A raccontare tutto, un articolo di Andrea Sparaciari su La Notizia. Partiamo dal concorso interno indetto in Rai: concorso pubblico di cui, però, solo i diretti interessati possono controllare la graduatoria cliccando “Selezione riservata a giornalisti professionisti Rai 2025”, nella sezione "lavora con noi" del sito rai.it.

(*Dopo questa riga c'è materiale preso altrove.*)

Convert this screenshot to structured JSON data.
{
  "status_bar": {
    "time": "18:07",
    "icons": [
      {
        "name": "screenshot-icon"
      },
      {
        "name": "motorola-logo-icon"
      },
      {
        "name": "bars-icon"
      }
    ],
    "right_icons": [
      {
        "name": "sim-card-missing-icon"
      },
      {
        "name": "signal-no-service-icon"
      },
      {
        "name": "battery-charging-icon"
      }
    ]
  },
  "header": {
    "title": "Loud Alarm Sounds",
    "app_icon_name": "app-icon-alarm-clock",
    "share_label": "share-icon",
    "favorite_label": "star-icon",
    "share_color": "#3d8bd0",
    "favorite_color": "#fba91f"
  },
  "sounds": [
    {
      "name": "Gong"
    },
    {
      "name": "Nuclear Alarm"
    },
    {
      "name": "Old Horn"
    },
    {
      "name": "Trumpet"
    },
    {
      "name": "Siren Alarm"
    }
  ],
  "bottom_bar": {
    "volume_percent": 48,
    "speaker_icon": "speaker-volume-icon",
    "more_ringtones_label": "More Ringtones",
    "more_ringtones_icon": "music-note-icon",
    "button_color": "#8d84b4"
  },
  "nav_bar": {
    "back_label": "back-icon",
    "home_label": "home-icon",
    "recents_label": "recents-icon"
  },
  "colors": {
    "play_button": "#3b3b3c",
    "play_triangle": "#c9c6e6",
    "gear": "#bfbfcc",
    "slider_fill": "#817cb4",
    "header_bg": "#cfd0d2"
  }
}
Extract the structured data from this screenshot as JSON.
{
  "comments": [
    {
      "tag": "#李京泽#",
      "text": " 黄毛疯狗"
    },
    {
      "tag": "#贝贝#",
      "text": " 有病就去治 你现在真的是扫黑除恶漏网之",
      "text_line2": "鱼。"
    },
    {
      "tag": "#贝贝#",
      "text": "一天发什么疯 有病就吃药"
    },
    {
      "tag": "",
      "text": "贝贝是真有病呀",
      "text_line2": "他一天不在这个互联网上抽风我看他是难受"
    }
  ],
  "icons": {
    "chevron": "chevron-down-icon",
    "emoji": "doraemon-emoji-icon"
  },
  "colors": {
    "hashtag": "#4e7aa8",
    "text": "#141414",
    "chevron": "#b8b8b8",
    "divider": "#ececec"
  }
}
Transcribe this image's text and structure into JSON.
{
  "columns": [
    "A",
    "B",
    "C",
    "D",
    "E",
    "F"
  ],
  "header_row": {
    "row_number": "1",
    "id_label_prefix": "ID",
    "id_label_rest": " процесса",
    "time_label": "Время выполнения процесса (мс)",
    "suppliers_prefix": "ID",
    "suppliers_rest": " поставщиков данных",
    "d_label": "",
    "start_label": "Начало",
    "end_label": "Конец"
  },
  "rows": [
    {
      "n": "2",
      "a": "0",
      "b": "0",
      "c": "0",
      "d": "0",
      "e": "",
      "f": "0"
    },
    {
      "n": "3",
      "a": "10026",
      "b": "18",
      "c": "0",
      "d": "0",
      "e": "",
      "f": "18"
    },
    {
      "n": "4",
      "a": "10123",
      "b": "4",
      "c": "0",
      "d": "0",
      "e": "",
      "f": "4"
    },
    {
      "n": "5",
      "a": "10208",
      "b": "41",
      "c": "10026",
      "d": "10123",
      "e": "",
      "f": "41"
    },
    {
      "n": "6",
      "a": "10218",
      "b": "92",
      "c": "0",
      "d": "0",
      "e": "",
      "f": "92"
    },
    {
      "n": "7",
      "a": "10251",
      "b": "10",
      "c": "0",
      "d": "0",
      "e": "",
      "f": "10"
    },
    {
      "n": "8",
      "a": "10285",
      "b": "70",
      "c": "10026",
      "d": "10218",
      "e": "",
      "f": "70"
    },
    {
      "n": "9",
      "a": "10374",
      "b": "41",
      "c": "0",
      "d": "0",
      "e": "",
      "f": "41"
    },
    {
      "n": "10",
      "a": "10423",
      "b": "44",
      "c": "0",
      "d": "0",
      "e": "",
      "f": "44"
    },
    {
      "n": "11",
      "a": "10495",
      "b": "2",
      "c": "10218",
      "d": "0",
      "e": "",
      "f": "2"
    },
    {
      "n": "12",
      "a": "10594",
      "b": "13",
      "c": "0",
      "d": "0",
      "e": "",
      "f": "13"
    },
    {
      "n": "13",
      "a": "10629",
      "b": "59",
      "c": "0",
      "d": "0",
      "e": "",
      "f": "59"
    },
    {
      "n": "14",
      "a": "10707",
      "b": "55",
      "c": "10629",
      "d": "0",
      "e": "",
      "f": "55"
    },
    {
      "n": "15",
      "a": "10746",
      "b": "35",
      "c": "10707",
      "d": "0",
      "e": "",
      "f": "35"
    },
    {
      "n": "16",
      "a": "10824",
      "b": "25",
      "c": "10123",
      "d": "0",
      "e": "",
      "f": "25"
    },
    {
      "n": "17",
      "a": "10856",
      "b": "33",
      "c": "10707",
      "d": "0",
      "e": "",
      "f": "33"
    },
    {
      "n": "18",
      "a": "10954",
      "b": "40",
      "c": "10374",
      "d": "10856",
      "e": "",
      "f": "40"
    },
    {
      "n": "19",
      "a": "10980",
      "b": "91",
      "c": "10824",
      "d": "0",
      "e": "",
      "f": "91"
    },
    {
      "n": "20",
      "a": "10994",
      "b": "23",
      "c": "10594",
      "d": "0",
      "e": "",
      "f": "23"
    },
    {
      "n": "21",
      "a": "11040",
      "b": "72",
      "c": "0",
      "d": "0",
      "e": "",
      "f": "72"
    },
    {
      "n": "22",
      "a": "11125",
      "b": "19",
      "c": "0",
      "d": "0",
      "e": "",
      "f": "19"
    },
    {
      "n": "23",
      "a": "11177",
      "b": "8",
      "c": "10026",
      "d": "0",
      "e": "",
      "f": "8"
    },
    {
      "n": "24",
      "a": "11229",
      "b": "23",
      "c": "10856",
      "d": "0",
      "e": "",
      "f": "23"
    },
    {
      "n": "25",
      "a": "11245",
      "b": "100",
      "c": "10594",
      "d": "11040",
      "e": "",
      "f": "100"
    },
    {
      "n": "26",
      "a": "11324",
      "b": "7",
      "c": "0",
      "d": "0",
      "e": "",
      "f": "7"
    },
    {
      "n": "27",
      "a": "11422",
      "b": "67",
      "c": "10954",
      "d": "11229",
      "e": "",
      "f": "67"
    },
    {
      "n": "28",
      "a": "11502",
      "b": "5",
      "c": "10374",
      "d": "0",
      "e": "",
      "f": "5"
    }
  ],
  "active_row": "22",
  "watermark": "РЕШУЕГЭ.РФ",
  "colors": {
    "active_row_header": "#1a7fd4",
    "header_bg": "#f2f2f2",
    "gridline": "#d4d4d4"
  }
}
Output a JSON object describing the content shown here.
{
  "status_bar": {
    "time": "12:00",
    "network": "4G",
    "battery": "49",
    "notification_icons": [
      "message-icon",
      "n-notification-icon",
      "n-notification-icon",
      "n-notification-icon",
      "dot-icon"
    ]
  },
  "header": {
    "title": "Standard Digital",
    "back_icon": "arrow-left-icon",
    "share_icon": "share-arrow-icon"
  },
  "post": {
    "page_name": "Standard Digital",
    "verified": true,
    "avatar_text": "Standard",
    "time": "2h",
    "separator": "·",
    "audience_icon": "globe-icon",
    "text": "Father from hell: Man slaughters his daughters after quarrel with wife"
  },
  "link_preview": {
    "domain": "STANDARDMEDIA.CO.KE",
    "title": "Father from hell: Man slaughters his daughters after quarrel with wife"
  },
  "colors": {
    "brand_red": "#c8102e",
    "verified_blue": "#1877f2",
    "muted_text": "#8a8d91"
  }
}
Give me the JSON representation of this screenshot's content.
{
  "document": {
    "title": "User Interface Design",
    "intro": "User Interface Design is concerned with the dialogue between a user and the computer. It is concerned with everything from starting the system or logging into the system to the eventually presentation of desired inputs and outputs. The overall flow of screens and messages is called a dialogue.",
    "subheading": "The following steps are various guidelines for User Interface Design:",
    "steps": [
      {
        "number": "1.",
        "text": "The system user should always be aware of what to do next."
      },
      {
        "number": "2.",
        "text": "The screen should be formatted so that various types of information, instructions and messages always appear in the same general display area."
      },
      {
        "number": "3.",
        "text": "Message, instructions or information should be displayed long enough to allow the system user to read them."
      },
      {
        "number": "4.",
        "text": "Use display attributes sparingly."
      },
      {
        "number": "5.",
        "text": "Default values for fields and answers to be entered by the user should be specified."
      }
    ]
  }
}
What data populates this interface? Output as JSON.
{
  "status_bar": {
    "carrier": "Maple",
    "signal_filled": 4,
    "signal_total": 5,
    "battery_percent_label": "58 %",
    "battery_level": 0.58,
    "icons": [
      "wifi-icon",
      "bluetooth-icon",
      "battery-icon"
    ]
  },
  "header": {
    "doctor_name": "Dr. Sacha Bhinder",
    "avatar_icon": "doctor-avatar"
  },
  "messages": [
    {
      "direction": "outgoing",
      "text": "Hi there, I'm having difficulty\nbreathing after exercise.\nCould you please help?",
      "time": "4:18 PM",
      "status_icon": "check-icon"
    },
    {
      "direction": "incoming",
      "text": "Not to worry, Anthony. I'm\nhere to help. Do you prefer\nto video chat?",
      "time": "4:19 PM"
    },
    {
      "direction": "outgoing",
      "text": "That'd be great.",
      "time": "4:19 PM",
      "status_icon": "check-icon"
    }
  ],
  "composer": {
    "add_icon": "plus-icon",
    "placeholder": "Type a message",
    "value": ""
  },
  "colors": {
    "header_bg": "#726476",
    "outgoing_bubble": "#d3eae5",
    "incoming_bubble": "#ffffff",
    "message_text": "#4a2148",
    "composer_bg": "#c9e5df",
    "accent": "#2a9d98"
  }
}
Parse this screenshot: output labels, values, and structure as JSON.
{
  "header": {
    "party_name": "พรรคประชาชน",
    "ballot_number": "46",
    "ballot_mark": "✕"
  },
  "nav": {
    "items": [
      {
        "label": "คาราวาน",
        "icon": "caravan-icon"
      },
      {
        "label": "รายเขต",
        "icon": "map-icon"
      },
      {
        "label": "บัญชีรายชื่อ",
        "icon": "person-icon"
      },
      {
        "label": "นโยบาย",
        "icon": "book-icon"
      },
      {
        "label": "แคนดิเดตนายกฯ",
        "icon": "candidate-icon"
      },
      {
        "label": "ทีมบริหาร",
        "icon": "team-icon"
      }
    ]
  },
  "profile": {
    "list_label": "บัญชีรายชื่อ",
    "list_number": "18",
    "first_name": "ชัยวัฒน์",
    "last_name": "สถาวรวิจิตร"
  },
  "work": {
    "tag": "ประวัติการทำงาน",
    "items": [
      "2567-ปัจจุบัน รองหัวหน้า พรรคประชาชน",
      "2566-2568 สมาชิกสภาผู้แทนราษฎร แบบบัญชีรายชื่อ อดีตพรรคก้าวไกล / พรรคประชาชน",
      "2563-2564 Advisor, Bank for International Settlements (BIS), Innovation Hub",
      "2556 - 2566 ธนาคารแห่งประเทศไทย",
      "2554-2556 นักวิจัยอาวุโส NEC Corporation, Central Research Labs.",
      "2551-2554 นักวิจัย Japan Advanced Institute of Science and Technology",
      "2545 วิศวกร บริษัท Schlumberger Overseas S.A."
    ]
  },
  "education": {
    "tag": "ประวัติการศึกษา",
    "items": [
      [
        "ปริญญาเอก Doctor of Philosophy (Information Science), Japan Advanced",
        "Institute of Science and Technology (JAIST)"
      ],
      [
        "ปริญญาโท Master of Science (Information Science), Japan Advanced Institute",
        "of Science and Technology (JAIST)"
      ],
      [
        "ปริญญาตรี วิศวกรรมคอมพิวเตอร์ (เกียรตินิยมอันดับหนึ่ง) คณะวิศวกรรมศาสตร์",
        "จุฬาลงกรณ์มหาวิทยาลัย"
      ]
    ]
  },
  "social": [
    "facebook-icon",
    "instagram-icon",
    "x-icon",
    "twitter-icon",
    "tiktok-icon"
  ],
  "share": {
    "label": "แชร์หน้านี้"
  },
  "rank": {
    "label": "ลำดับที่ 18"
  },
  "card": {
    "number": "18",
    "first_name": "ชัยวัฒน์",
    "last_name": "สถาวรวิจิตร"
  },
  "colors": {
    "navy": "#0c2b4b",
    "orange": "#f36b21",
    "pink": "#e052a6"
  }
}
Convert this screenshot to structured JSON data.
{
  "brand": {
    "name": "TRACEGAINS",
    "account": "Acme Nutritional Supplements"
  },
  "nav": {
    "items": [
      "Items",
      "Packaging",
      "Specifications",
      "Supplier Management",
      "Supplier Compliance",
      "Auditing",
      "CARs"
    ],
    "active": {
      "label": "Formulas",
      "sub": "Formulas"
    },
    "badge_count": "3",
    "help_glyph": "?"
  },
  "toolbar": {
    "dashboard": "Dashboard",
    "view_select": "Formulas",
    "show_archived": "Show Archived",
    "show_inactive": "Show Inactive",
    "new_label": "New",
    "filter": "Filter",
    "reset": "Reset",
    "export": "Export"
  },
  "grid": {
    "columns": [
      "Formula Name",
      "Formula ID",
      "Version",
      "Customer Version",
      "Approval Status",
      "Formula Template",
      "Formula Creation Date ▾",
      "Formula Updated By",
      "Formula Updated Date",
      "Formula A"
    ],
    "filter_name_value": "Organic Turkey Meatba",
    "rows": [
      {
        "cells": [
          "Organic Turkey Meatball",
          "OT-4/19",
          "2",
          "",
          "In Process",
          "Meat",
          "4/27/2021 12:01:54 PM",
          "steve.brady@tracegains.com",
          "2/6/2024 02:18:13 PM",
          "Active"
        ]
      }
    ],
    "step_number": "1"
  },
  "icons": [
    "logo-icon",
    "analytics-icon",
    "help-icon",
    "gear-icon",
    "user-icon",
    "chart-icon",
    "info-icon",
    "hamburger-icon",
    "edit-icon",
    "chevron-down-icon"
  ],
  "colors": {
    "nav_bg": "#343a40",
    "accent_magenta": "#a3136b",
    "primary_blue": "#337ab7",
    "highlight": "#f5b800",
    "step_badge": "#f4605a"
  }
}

Cliccandoci sopra infatti, compare un banner che ricorda che solo gli utenti che hanno aderito al bando possono consultare i risultati. Nel documento che annuncia la graduatoria finale inoltre, viene specificato che “i dati relativi agli esiti dell’iniziativa Rai sono riservati e pertanto non possono essere in nessun caso diffusi scaricati o comunque utilizzati in sedi diverse da quella ufficiale. La Rai tutelerà in ogni sede le eventuali violazioni a tale esclusivo utilizzo”: si chiede dunque di tenere il segreto su qualcosa che, in realtà, non dovrebbe esserlo.
Ma veniamo ai promossi e bocciati; 127 in totale gli idonei e 34 idonei non vicitori. Tra di loro, tanti dei giornalisti che firmavano i servizi dei programmi d'inchiesta: si tratta di collaboratori che costituivano parte integrante delle redazioni. Ora però, la situazione si complica: perché tra gli idonei, solo i primi sette in graduatoria, o al massimo una quindicina, rimarrebbero a Roma.
Cosa succede? Che tutti gli altri giornalisti, qualora decidessero di firmare il nuovo contratto, verrebbero destinati alle sedi regionali. Sempre secondo quanto scrive La Notizia, Report si ritroverebbe con ben cinque collaboratori a rischio; ancora più grave la situazione per Presa Diretta, dove questo rischio si estende a tutti i cronisti di Iacona. Le due trasmissioni di inchiesta di Rai 3 si troverebbero così in forte dfficoltà: non solo perché perderebbero giornalisti fidati il cui lavoro nel programma è ampiamente consolidato, ma anche perché dovrebbero ricostruire la loro squadra.
Nel frattempo, pare che le modalità di selezione non abbiano soddisfatto nemmeno qualcuno dell' UniRai: all'interno del sindacato di destra ci sarebbero malumori perché si sarebbe dovuta privilegiare la pratica rispetto al curriculum, principio che non sarebbe risultato in linea con gli assunnti.